Question

Need help determining the mass of Fe and percent Yield.

Answer 1

Limiting reactant = Fe2O3.

Theoretical yield of Fe = 7.03 g.

Percent yield of Fe = 97.4 %.

Step-by-step explanation:

What is given?

Mass of Fe2O3 = 10.1 g.

Mass of CO = 13.7 g.

Molar mass of Fe2O3 = 160 g/mol.

Molar mass of CO = 28 g/mol.

Molar mass of Fe = 55.8 g/mol.

Actual experimental yield of Fe = 6.85 g.

Step-by-step solution:

To find what is the limiting reactant, we have to find the number of moles of each reactant using its respective molar mass. The conversion of 10.1 g Fe2O3 to moles is:

`10.1\text{ g Fe}_2O_3\cdot\frac{1\text{ mol Fe}_2O_3}{160\text{ g Fe}_2O_3}=0.0631\text{ moles Fe}_2O_3.`

And for 13.7 g of CO:

`13.7\text{ g CO}\cdot\frac{1\text{ mol CO}}{28\text{ g CO}}=0.489\text{ moles CO.}`

Now, let's see how many moles of Fe are being produced by each reactant. You can see in the chemical equation that 1 mol of Fe2O3 reacted produces 2 moles of Fe:

`0.0631\text{ moles Fe}_2O_3\cdot\frac{2\text{ moles Fe}}{1\text{ moles Fe}_2O3}=0.126\text{ moles Fe.}`

And you can see that 3 moles of CO reacted produces 2 moles of Fe:

`0.489\text{ moles CO}\cdot\frac{2\text{ moles Fe}}{3\text{ moles CO}}=0.326\text{ moles Fe.}`

You can realize that the limiting reactant, in this case, would be Fe2O3 because this reactant is consumed first and impose the limit on the production of Fe.

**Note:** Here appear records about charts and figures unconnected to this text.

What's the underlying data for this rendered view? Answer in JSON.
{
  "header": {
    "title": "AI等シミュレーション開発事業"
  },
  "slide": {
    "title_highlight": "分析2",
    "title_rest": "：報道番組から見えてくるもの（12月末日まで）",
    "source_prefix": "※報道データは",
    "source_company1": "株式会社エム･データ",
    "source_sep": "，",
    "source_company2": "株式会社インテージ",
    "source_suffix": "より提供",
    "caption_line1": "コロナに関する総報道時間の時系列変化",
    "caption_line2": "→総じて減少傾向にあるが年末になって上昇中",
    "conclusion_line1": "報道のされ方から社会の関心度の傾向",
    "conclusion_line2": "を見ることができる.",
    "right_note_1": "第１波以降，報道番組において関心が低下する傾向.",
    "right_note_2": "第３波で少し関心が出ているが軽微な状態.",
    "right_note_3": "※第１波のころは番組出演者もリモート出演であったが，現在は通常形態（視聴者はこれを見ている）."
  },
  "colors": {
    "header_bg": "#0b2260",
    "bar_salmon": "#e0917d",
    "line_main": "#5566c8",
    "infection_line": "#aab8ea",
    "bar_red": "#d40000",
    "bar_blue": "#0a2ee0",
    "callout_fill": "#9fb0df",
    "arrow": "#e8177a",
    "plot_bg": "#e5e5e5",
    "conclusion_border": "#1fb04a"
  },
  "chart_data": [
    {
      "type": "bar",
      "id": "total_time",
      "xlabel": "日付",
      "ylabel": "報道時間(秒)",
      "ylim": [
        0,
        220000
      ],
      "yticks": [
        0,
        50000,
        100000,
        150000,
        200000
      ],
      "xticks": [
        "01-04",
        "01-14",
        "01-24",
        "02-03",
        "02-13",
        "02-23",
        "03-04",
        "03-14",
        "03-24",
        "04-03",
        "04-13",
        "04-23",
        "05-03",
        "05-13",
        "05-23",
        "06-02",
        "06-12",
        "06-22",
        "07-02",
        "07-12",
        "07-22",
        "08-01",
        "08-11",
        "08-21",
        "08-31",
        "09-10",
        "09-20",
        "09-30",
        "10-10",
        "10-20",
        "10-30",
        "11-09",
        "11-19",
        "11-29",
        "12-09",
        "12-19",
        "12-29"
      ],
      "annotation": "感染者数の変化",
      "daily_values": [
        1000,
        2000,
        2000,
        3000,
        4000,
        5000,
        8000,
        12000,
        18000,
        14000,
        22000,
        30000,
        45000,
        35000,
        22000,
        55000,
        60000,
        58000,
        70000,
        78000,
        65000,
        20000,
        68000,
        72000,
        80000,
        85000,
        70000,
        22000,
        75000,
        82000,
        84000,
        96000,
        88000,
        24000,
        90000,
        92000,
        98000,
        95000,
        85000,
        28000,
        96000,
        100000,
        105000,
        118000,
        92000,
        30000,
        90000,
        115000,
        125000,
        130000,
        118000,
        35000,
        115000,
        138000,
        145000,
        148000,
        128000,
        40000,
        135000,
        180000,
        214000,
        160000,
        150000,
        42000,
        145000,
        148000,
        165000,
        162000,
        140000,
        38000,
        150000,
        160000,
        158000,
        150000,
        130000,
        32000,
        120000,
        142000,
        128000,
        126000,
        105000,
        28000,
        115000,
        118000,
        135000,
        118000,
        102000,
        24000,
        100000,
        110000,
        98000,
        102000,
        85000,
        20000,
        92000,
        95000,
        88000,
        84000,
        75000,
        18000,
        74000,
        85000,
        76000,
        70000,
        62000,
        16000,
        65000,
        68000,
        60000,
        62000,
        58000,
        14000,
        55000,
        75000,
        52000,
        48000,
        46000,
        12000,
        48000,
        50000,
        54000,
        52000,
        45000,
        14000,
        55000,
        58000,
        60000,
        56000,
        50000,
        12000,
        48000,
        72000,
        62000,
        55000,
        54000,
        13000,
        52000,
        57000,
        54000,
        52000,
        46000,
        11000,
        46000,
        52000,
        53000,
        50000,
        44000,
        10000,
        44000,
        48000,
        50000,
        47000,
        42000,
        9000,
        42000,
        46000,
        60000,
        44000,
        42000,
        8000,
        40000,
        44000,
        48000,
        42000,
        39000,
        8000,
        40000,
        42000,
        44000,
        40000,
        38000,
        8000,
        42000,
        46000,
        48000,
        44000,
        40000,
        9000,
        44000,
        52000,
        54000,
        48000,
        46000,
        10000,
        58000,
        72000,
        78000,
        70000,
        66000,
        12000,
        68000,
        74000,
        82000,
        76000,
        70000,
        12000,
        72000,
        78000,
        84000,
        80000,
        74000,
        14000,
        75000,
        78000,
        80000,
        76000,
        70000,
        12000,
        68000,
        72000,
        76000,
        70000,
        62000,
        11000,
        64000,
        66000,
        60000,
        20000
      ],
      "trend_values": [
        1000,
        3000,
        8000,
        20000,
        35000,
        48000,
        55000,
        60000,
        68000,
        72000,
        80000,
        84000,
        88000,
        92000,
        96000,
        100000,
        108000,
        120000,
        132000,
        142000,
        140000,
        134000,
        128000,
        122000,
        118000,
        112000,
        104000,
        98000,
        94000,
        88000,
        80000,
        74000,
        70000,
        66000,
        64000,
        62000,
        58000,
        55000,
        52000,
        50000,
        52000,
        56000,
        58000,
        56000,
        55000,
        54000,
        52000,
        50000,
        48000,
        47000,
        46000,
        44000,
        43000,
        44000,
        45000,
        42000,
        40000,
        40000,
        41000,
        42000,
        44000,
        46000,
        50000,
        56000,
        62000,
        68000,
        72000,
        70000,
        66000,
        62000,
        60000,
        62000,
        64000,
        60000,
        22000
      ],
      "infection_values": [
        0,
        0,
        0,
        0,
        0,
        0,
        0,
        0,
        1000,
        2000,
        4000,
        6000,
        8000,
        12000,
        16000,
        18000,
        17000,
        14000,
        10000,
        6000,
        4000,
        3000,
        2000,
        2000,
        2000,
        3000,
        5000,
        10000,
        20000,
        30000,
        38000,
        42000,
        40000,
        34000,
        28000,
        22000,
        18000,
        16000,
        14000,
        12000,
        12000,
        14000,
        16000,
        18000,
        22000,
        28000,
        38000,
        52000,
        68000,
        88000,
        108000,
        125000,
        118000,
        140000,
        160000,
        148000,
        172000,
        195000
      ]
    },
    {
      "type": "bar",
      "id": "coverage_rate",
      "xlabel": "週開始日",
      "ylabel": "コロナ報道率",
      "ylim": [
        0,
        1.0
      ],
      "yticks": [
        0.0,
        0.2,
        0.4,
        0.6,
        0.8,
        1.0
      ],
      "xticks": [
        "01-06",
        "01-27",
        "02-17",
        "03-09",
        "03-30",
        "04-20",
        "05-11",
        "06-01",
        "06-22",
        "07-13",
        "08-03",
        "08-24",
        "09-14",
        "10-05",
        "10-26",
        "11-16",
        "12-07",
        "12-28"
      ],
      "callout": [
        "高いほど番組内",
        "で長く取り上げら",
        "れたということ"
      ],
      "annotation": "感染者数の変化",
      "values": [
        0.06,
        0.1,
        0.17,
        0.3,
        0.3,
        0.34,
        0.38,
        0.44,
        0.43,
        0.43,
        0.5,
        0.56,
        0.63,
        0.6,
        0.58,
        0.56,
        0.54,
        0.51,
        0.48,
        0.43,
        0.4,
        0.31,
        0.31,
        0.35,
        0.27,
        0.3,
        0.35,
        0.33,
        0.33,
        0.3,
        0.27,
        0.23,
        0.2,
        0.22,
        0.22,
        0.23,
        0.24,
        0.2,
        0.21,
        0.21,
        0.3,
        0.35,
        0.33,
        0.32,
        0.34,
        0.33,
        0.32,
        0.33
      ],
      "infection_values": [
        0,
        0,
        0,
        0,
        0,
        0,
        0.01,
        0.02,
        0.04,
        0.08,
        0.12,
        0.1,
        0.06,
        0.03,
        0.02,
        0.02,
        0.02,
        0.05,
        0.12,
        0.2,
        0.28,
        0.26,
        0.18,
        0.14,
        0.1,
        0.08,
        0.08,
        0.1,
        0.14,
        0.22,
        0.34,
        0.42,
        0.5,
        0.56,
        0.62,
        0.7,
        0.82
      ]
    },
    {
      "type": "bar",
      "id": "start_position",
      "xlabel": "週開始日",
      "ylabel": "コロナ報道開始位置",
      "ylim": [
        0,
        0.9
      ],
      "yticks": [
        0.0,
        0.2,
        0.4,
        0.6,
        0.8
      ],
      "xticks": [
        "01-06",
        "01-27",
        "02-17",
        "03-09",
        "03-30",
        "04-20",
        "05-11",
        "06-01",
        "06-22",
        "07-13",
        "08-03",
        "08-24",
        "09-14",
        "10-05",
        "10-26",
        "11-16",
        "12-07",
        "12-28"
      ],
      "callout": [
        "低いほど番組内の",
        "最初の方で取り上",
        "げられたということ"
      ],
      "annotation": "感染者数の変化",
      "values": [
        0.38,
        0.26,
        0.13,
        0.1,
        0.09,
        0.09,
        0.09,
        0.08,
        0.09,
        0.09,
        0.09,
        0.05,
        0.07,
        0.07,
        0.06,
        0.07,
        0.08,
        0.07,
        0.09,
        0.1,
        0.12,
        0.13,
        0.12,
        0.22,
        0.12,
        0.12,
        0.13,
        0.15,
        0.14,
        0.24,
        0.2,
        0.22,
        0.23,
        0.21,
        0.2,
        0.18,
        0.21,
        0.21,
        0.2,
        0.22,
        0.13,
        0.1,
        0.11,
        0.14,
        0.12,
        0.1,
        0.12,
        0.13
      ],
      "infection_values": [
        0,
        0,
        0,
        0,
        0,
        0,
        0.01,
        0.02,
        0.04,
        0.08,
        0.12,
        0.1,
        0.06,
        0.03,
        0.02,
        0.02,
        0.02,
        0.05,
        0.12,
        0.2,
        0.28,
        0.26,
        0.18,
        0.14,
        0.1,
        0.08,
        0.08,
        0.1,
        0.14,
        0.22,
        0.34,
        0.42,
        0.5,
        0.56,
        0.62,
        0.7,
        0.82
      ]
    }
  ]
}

Now, that we know this, we have 0.126 moles of Fe, so let's find its mass using its molar mass. This would be the theoretical yield of Fe:

`0.12\text{6 moles Fe}\cdot\frac{55.8\text{ g Fe}}{1\text{ mol Fe}}=7.03\text{ g Fe.}`

The theoretical yield of Fe is 7.03 g.

Finally, if the actual experiment yield gives us a mass of 6.85 g of Fe, and we ant to find the percent yield, we use the following formula:

`Percent\text{ yield=}\frac{actual\text{ yield}}{theoretica\text{l yield}}\cdot100\%.`

We've already known that our theoretical yield is 7.03 g and the actual yield is 6.85 g, so replacing these values in the formula we obtain:

`\text{Percent yield=}\frac{6.85g}{7.03\text{ g}}\cdot100\%=97.439\%\approx97.4\%.`

The percent yield would be 97.4 %.